A theoretical idea for proof of a theorem of field extension When I was reading the following theorem from Joseph Gallian's Contemporary abstract algebra I got stucked.
Theorem
Let $F$ be a field and let $p(x) \in F[x] $ be irreducible over $F$. If $a$ is a zero of $p(x) $ in some extension $E$ of $F$, then $F(a) $ is isomorphic to $F[x] /\langle p(x) \rangle$.
Now the proof considers the function $\phi$ from $F[x] $ to $F(a) $ given by $\phi (f(x)) =f(a) $. Then after some steps it states that $\color{blue} {\phi (F[x])} $ $\color{blue} {\text{contains both } } $ $\color {blue} {F \text {and}\ a} $.

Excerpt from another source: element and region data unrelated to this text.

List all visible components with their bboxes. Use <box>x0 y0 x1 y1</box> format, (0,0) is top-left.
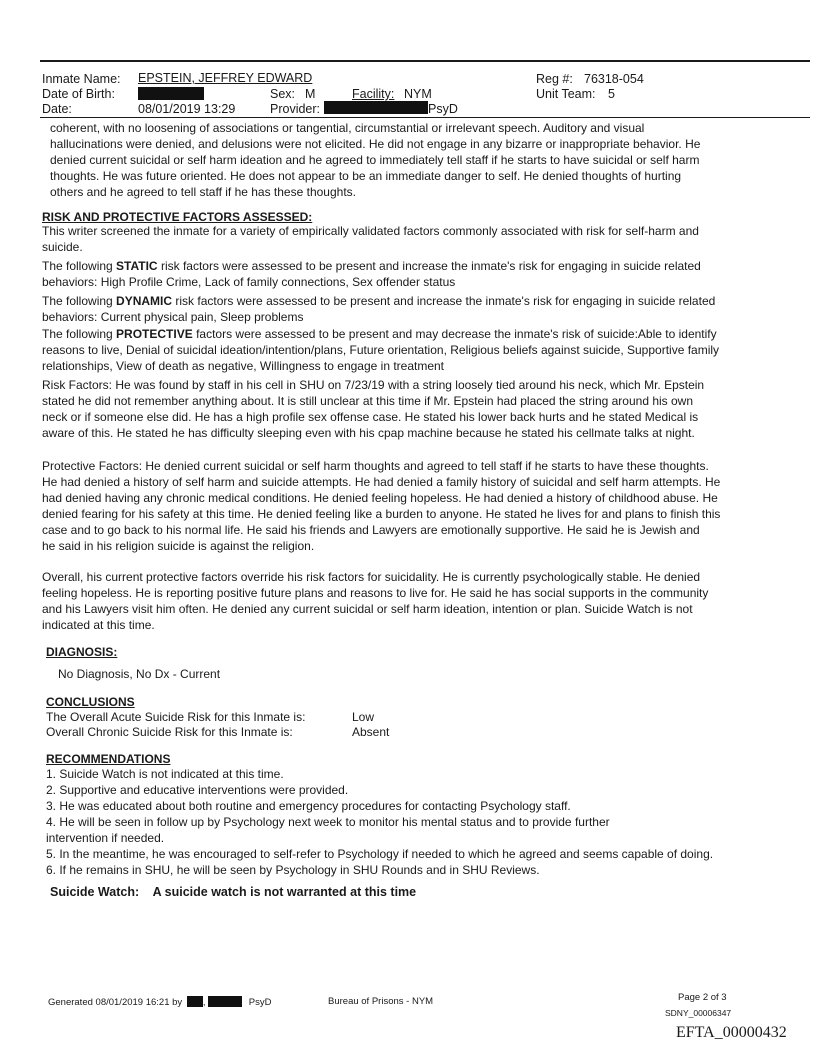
dynamic-rest: risk factors were assessed to be present and increase the inmate's risk for engaging in suicide related <box>172 294 716 308</box>
header-bottom-rule <box>40 117 810 118</box>
text-line: neck or if someone else did. He has a high profile sex offense case. He stated his lower back hurts and he stated Medical is <box>42 410 699 424</box>
risk-section-heading: RISK AND PROTECTIVE FACTORS ASSESSED: <box>42 210 313 224</box>
list-item: 2. Supportive and educative interventions were provided. <box>46 783 349 797</box>
text-line: and his Lawyers visit him often. He denied any current suicidal or self harm ideation, intention or plan. Suicide Watch is not <box>42 602 693 616</box>
acute-risk-label: The Overall Acute Suicide Risk for this Inmate is: <box>46 710 306 724</box>
text-line: This writer screened the inmate for a variety of empirically validated factors commonly associated with risk for self-harm and <box>42 224 699 238</box>
text-line: Risk Factors: He was found by staff in his cell in SHU on 7/23/19 with a string loosely tied around his neck, which Mr. Epstein <box>42 378 705 392</box>
text-line: stated he did not remember anything about. It is still unclear at this time if Mr. Epstein had placed the string around his own <box>42 394 694 408</box>
header-top-rule <box>40 60 810 62</box>
suicide-watch-text: A suicide watch is not warranted at this time <box>152 885 417 899</box>
text-line: hallucinations were denied, and delusions were not elicited. He did not engage in any bizarre or inappropriate behavior. He <box>50 137 701 151</box>
reg-label: Reg #: <box>536 72 573 86</box>
text-line: coherent, with no loosening of associations or tangential, circumstantial or irrelevant speech. Auditory and visual <box>50 121 645 135</box>
text-line: feeling hopeless. He is reporting positive future plans and reasons to live for. He said he has social supports in the community <box>42 586 709 600</box>
protective-keyword: PROTECTIVE <box>116 327 193 341</box>
inmate-name: EPSTEIN, JEFFREY EDWARD <box>138 71 313 85</box>
provider-suffix: PsyD <box>428 102 458 116</box>
protective-factors-detail <box>42 458 782 554</box>
list-item: 4. He will be seen in follow up by Psychology next week to monitor his mental status and to provide further <box>46 815 610 829</box>
dynamic-prefix: The following <box>42 294 117 308</box>
text-line: had denied having any chronic medical conditions. He denied feeling hopeless. He had denied a history of childhood abuse. He <box>42 491 718 505</box>
dob-redaction <box>138 87 204 100</box>
protective-rest: factors were assessed to be present and may decrease the inmate's risk of suicide:Able to identify <box>192 327 717 341</box>
list-item: 1. Suicide Watch is not indicated at this time. <box>46 767 284 781</box>
list-item: 5. In the meantime, he was encouraged to self-refer to Psychology if needed to which he agreed and seems capable of doing. <box>46 847 714 861</box>
static-rest: risk factors were assessed to be present and increase the inmate's risk for engaging in suicide related <box>157 259 701 273</box>
dob-label: Date of Birth: <box>42 87 115 101</box>
text-line: he said in his religion suicide is against the religion. <box>42 539 315 553</box>
text-line: thoughts. He was future oriented. He does not appear to be an immediate danger to self. He denied thoughts of hurting <box>50 169 682 183</box>
list-item: intervention if needed. <box>46 831 165 845</box>
acute-risk-value: Low <box>352 710 375 724</box>
intro-paragraph <box>50 120 790 200</box>
chronic-risk-value: Absent <box>352 725 390 739</box>
date-value: 08/01/2019 13:29 <box>138 102 236 116</box>
static-keyword: STATIC <box>116 259 158 273</box>
text-line: denied current suicidal or self harm ideation and he agreed to immediately tell staff if he starts to have suicidal or self harm <box>50 153 700 167</box>
unit-team-value: 5 <box>608 87 615 101</box>
sex-value: M <box>305 87 316 101</box>
text-line: others and he agreed to tell staff if he has these thoughts. <box>50 185 356 199</box>
text-line: suicide. <box>42 240 83 254</box>
footer-bureau: Bureau of Prisons - NYM <box>328 996 434 1007</box>
list-item: 3. He was educated about both routine and emergency procedures for contacting Psychology staff. <box>46 799 571 813</box>
generated-suffix: PsyD <box>248 997 272 1008</box>
text-line: reasons to live, Denial of suicidal ideation/intention/plans, Future orientation, Religious beliefs against suicide, Supportive family <box>42 343 720 357</box>
footer-efta-number: EFTA_00000432 <box>676 1024 787 1041</box>
recommendations-list <box>46 766 786 878</box>
overall-paragraph <box>42 569 782 633</box>
text-line: behaviors: High Profile Crime, Lack of family connections, Sex offender status <box>42 275 456 289</box>
text-line <box>42 326 782 342</box>
text-line: indicated at this time. <box>42 618 155 632</box>
unit-team-label: Unit Team: <box>536 87 596 101</box>
chronic-risk-label: Overall Chronic Suicide Risk for this Inmate is: <box>46 725 293 739</box>
dynamic-factors-paragraph <box>42 293 782 325</box>
protective-factors-paragraph <box>42 326 782 374</box>
diagnosis-heading: DIAGNOSIS: <box>46 645 118 659</box>
generated-prefix: Generated 08/01/2019 16:21 by <box>48 997 183 1008</box>
text-line <box>42 258 782 274</box>
risk-factors-paragraph <box>42 377 782 441</box>
footer-page-number: Page 2 of 3 <box>678 992 727 1003</box>
static-prefix: The following <box>42 259 117 273</box>
text-line: aware of this. He stated he has difficulty sleeping even with his cpap machine because he stated his cellmate talks at night. <box>42 426 695 440</box>
text-line: behaviors: Current physical pain, Sleep problems <box>42 310 304 324</box>
protective-prefix: The following <box>42 327 117 341</box>
text-line <box>42 293 782 309</box>
suicide-watch-label: Suicide Watch: <box>50 885 140 899</box>
inmate-name-label: Inmate Name: <box>42 72 121 86</box>
provider-redaction <box>324 101 428 114</box>
facility-value: NYM <box>404 87 432 101</box>
facility-label: Facility: <box>352 87 395 101</box>
sex-label: Sex: <box>270 87 296 101</box>
generated-redaction-2 <box>208 996 242 1007</box>
footer-generated: Generated 08/01/2019 16:21 by , PsyD <box>48 997 272 1008</box>
date-label: Date: <box>42 102 72 116</box>
footer-bates-number: SDNY_00006347 <box>665 1008 732 1018</box>
generated-redaction-1 <box>187 996 203 1007</box>
text-line: denied fearing for his safety at this time. He denied feeling like a burden to anyone. He stated he lives for and plans to finish this <box>42 507 721 521</box>
conclusions-heading: CONCLUSIONS <box>46 695 135 709</box>
dynamic-keyword: DYNAMIC <box>116 294 173 308</box>
text-line: relationships, View of death as negative, Willingness to engage in treatment <box>42 359 445 373</box>
static-factors-paragraph <box>42 258 782 290</box>
recommendations-heading: RECOMMENDATIONS <box>46 752 171 766</box>
risk-intro-paragraph <box>42 223 782 255</box>
suicide-watch-line <box>50 885 416 899</box>
provider-label: Provider: <box>270 102 321 116</box>
list-item: 6. If he remains in SHU, he will be seen by Psychology in SHU Rounds and in SHU Reviews. <box>46 863 540 877</box>
text-line: He had denied a history of self harm and suicide attempts. He had denied a family history of suicidal and self harm attempts. He <box>42 475 721 489</box>
text-line: case and to go back to his normal life. He said his friends and Lawyers are emotionally supportive. He said he is Jewish and <box>42 523 700 537</box>
diagnosis-text: No Diagnosis, No Dx - Current <box>58 667 221 681</box>
reg-value: 76318-054 <box>584 72 644 86</box>
text-line: Protective Factors: He denied current suicidal or self harm thoughts and agreed to tell staff if he starts to have these thoughts. <box>42 459 709 473</box>
text-line: Overall, his current protective factors override his risk factors for suicidality. He is currently psychologically stable. He denied <box>42 570 701 584</box>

I am unable to understand the cause of the blue line. If we take $f(x) \in F[x] $ as $f(x) =c$ where $c \in F$ then
$\phi (f(x)) =f(a)=c $. Hence the image contains $F$. But I wonder how the image contains $a$. Please help me to understand. Thanks in advance.
 A: Let $B$ be another ring and $\psi:F\to B$ a ring-homomorphism. Conser $\Psi:F[x]\to B$, s.t. $\Psi\vert_F = \psi$ then $\Psi$ is already determined by its image $\Psi(x)$, this is a variation of the so called universal property of polynomial fields (Further reading). In your case we just consider $\psi=\operatorname{id}_F$ and choose $\Psi:F[x]\to F[a]$ s.t. $\Psi\vert_F=\psi$ and $\Psi(x)=a$. Now $\operatorname{im} \Psi\subset F[a]$ is a subring which contains both $F$ and $a$, because $\Psi(x)=a$ and that the image of $\Psi$ is indeed a subring should be clear/can easily be checked. The kernel of this map is exactly $\langle p(x)\rangle$, because it is clear that $\ker \Psi \supset \langle p(x)\rangle$, now since $p(x)$ is irreducible it is prime (since $F[x]$ is UFD) and since it is $\neq 0$ the ideal is $\langle p(x)\rangle$ is maximal (because $F[x]$ is PID), hence it follows $\ker \Psi=\langle p(x)\rangle$ the homomorphism theorem establishes the isomorphism. Because now $F[x]/\langle p(x)\rangle\cong F[a]$ is a field we have $F(a)=F[a]$.